Sospechosas bases anticrimen

México y EU inauguraron en Puebla una academia de policía especializada, como parte de la Iniciativa Mérida.

Finalmente, es oficial: la clásica punta del témpano gigantesco. México y Estados Unidos inauguraron en Puebla —entidad gobernada por el PAN— una academia de policía especializada, como parte de la Iniciativa Mérida, cuyo propósito aparente es combatir, con un enfoque regional, a los cárteles de las drogas y otras redes criminales transnacionales. La instalación de diez bases anticrimen en el país, producto de acuerdos bilaterales con Washington, sería una secuela en la ampliación de la colaboración binacional. La de Puebla es una de ellas.

De acuerdo con información filtrada desde la propia embajada estadunidense en México durante la gestión de Carlos Pascual, un embajador incómodo cuya renuncia exigió Felipe Calderón, el presidente Barack Obama informó al Congreso a fines de 2011, por conducto del Departamento de Estado, que la Secretaría de Seguridad Pública mexicana se encargaría de la construcción de las bases anticrimen y tres de ellas “entrarían próximamente” en operación.

Con la denominación de Academia Nacional de Formación y Desarrollo Policial General Ignacio Zaragoza, la base anticrimen poblana fue construida con una importante aportación estadunidense. A la ceremonia inaugural asistieron Calderón y el embajador Anthony Wayne, quien se apresuró a garantizar que México se colocará a la vanguardia en materia de seguridad.

Calderón deslizó alguna información convenientemente maquillada; dijo, por ejemplo, que mediante la inversión correspondiente, se hizo posible que la flamante academia “cuente con equipamiento de vanguardia, con el fin de realizar prácticas de investigación policial y de operativos tácticos… (…) Además, instructores de distintas agencias de cumplimiento de la ley de Estados Unidos, especializados en el tema, también estarán participando en la formación de los estudiantes”.

Wayne fue más lejos. Habló del desafío global del crimen organizado y de que no puede ser enfrentado con los recursos de un solo país, por lo que la respuesta exige una lucha común dentro de mecanismos como la Iniciativa Mérida. La información no encontró mayor eco en México, salvo en los medios poblanos y éstos se quedaron en la apariencia. Nadie habla, por ejemplo, de que la aportación estadunidense para seguridad en ese marco, asciende a unos mil millones de dólares, según reconoció el propio Calderón. La nueva estrategia conjunta méxico-estadunidense, que implicaría la participación directa de las fuerzas de inteligencia, de seguridad y defensa de Estados Unidos en operaciones dentro del territorio mexicano, ha sido esbozada por los altos mandos militares y diplomáticos en Washington, dentro del marco de un Plan México que rebasaría las estrategias de la Iniciativa Mérida, conforme a expertos y analistas de organizaciones no gubernamentales, miembros de la Red No a la Guerra-No a la OTAN.

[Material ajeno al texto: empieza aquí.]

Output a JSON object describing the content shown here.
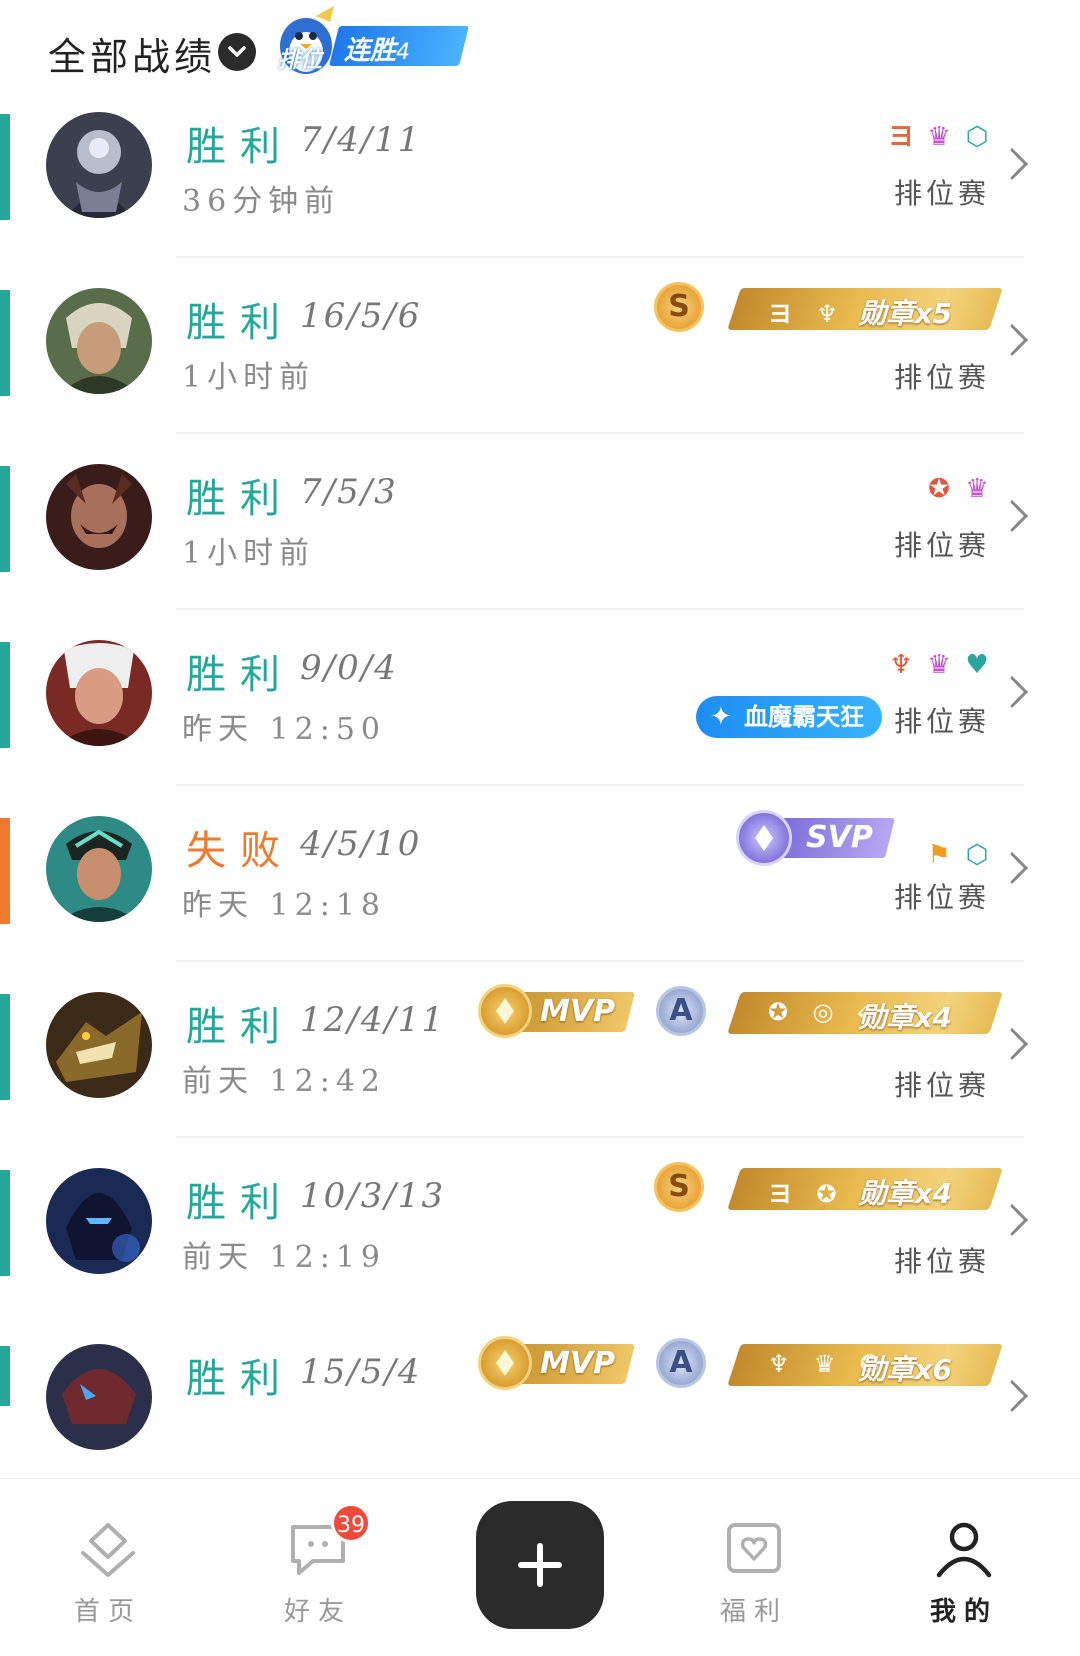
{
  "header": {
    "title": "全部战绩",
    "streak_rank_label": "排位",
    "streak_label": "连胜",
    "streak_count": "4"
  },
  "colors": {
    "win": "#25a89a",
    "loss": "#ef7a2e",
    "accent_gold": "#e7b44a",
    "title_pill": "#2a9df5"
  },
  "matches": [
    {
      "result": "胜利",
      "kda": "7/4/11",
      "time": "36分钟前",
      "mode": "排位赛",
      "outcome": "win",
      "small_icons": [
        "ヨ",
        "♛",
        "⬡"
      ],
      "grade": null,
      "medal": null,
      "mvp": null,
      "svp": null,
      "title": null
    },
    {
      "result": "胜利",
      "kda": "16/5/6",
      "time": "1小时前",
      "mode": "排位赛",
      "outcome": "win",
      "small_icons": [],
      "grade": "S",
      "medal": "勋章x5",
      "medal_icons": "ヨ ♆ ✪",
      "mvp": null,
      "svp": null,
      "title": null
    },
    {
      "result": "胜利",
      "kda": "7/5/3",
      "time": "1小时前",
      "mode": "排位赛",
      "outcome": "win",
      "small_icons": [
        "✪",
        "♛"
      ],
      "grade": null,
      "medal": null,
      "mvp": null,
      "svp": null,
      "title": null
    },
    {
      "result": "胜利",
      "kda": "9/0/4",
      "time": "昨天 12:50",
      "mode": "排位赛",
      "outcome": "win",
      "small_icons": [
        "♆",
        "♛",
        "♥"
      ],
      "grade": null,
      "medal": null,
      "mvp": null,
      "svp": null,
      "title": "血魔霸天狂"
    },
    {
      "result": "失败",
      "kda": "4/5/10",
      "time": "昨天 12:18",
      "mode": "排位赛",
      "outcome": "loss",
      "small_icons": [
        "⚑",
        "⬡"
      ],
      "grade": null,
      "medal": null,
      "mvp": null,
      "svp": "SVP",
      "title": null
    },
    {
      "result": "胜利",
      "kda": "12/4/11",
      "time": "前天 12:42",
      "mode": "排位赛",
      "outcome": "win",
      "small_icons": [],
      "grade": "A",
      "medal": "勋章x4",
      "medal_icons": "✪ ◎ ⬙",
      "mvp": "MVP",
      "svp": null,
      "title": null
    },
    {
      "result": "胜利",
      "kda": "10/3/13",
      "time": "前天 12:19",
      "mode": "排位赛",
      "outcome": "win",
      "small_icons": [],
      "grade": "S",
      "medal": "勋章x4",
      "medal_icons": "ヨ ✪ ♛",
      "mvp": null,
      "svp": null,
      "title": null
    },
    {
      "result": "胜利",
      "kda": "15/5/4",
      "time": "",
      "mode": "",
      "outcome": "win",
      "small_icons": [],
      "grade": "A",
      "medal": "勋章x6",
      "medal_icons": "♆ ♛ ✪",
      "mvp": "MVP",
      "svp": null,
      "title": null
    }
  ],
  "nav": {
    "home": "首页",
    "friends": "好友",
    "friends_badge": "39",
    "welfare": "福利",
    "me": "我的"
  }
}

Las medidas se han ido adoptando durante los últimos años. A fines de noviembre de 2008, por ejemplo, visitó el norte de México el experto en operaciones urbanas del Comando Norte del ejército estadunidense, general Thomas R. Turner II, comandante del Ejército Norte, con sede en Texas, para intercambiar información de técnicas y tácticas con las comandancias de la II Región Militar, con sede en Mexicali y jurisdicción en Baja California, Baja California Sur y Sonora; la IV Región, con sede en Monterrey y jurisdicción en Nuevo León, San Luis Potosí y Tamaulipas; y la XI Región, que abarca Chihuahua y Coahuila.

La información que ha sido posible recabar, confirmada por investigadores y analistas independientes, señala que Turner es uno de los oficiales de alto rango puestos “a disposición” del Ejército mexicano, para compartir “de primera mano” la experiencia de los soldados estadunidenses contra los talibán, los miembros de Al-Qaeda y los insurgentes iraquíes.

El 13 de marzo de 2010, el entonces jefe del Comando Norte, general Victor E. Renuart Jr., reveló que EU “comparte con México las lecciones de las guerras en Afganistán e Irak”, para aplicarlas en el combate al crimen organizado.